Nearly two weeks ago now, the boys and I tagged along with the hubby to see the final space shuttle launch. The hubby was covering it for work and had prime viewing from the Kennedy Space Center press site. We, however, stuck close to our hotel to avoid the crowds and watched from a Cracker Barrel parking lot about 15 miles west of the launch pad. Gotta say, it was still awesome, inspiring and breathtaking. I'm so glad that we did it and that the boys can say they were there for such an historic moment.
One of the hubby's pictures of liftoff from KSC.
Since we were already in Florida, we took the opportunity to spend a few days at the beach after the launch. Once we had lugged all the gear two kids and two adults appear to need for a few hours of fun in the surf and set up the sun tent and applied all the sunscreen, we had a blast. At one point, I simply leaned back on my elbows, my toes digging down into the warm, sun baked sand and watched.
I watched as my boys were digging moats, building roads, running in the surf, peering in crab holes, examining shells. There was endless entertainment and all they had at their disposal was sand, water, a shovel, a bucket and their parents.
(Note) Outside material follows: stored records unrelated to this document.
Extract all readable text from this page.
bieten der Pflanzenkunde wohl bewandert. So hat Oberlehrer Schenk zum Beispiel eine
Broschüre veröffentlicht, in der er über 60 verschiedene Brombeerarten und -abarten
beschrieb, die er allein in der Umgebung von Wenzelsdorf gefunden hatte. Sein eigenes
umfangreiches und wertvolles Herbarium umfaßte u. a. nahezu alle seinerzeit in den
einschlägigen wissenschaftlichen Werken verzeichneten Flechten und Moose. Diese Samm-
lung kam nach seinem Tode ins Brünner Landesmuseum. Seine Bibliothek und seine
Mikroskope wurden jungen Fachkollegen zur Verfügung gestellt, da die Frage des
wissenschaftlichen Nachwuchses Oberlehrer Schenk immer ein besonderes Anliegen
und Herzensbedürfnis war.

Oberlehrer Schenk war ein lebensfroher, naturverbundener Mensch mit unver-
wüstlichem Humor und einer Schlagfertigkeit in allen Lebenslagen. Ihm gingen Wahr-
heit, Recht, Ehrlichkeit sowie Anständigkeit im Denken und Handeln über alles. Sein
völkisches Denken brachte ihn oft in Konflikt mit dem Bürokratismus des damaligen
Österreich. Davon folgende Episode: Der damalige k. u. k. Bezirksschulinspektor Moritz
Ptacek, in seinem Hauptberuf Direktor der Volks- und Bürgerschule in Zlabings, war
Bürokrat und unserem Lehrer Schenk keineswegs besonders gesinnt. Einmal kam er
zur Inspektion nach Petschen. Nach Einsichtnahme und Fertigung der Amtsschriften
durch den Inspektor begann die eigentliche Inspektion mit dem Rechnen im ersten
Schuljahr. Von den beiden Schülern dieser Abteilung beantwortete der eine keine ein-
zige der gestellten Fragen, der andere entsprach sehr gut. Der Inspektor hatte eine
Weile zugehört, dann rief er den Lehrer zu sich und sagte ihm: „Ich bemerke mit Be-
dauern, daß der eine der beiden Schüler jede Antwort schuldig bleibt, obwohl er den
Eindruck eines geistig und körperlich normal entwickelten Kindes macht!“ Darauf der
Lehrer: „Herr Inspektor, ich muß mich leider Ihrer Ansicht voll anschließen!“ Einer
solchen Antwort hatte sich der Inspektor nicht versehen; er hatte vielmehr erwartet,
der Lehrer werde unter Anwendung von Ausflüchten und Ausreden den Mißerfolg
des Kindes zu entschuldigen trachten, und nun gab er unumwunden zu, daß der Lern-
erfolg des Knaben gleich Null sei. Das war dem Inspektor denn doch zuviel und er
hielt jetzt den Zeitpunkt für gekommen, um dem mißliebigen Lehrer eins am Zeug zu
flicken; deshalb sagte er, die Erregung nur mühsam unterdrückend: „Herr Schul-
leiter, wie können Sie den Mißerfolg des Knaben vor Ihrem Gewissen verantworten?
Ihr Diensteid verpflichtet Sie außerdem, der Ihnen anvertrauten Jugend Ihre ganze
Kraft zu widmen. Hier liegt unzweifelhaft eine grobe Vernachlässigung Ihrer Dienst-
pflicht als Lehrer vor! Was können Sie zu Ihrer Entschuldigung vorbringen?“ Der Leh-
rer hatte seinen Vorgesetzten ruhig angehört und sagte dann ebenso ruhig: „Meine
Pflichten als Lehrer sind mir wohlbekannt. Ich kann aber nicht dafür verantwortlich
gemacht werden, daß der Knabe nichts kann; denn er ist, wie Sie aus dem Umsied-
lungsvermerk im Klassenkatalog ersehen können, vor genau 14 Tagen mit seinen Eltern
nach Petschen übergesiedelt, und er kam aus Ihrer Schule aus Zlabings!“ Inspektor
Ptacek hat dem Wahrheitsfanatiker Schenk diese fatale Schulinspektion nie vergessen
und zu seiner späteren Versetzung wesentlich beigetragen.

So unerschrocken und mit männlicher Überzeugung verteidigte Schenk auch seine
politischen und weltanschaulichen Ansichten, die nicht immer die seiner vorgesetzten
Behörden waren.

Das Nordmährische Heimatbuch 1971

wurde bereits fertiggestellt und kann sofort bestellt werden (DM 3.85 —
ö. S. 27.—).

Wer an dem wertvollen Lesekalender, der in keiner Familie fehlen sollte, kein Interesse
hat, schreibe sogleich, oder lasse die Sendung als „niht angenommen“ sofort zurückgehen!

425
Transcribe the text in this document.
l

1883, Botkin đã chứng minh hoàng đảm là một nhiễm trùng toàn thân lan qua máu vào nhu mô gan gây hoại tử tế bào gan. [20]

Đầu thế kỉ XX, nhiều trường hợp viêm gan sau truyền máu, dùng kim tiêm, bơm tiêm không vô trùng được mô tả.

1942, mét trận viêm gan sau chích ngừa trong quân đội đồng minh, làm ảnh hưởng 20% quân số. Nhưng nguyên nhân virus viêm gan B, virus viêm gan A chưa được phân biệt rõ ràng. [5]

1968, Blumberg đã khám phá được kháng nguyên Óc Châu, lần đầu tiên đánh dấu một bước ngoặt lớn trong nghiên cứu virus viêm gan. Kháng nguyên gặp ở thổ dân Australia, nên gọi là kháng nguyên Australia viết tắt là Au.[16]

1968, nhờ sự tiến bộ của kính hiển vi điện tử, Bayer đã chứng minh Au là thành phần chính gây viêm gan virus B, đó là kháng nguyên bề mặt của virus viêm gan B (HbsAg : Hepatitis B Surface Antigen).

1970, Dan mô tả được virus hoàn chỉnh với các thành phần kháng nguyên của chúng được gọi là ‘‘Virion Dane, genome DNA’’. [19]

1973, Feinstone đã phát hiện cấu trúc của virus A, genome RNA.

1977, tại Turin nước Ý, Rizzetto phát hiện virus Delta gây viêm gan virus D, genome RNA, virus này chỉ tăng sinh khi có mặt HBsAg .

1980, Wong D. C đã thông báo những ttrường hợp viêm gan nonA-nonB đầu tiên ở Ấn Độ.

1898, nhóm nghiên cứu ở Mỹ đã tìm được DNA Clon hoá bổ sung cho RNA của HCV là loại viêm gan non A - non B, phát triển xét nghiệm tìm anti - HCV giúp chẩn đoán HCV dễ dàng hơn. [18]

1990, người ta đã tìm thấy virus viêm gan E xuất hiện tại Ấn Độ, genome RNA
I didn't hear "I want to go home," "I'm bored," "what can I dooooo?" or the killer, "when can I watch TV?" These thoughts never crossed their minds. They were in love and having a blast.
My dad and his six siblings, grew up in a small New England mill town. My grandfather repaired sewing machines. Certainly he wasn't pulling in the big bucks and providing for seven children couldn't have been easy. And yet my grandparents had a "place" on Martha's Vineyard. Granted this place was not much more than a shack and didn't have hot water, but my aunts and uncles all have fond memories of summers on the island.
As a mom of two active boys, now I get it. I get why my grandmother would have packed up a summer's worth of stuff, ridden a ferry and committed to caring for seven kids alone with only her husband as back-up on the weekends for the long stretch of summer. Outside play all day, tired bodies in bed at night, kids using their imaginations to create fun, making new friends, appreciating the simple, yet majestic, aspects of nature.
I wish that little shack was still in the family. I wish I could pitch a tent on a tiny square of its yard and live the summer in a state of hazy, salty glee with my kids. I wish my toes were still in the sand.
In the absence of a small fortune to buy some beach front property, I'll just have to settle for planning another trip to the shore in a few months.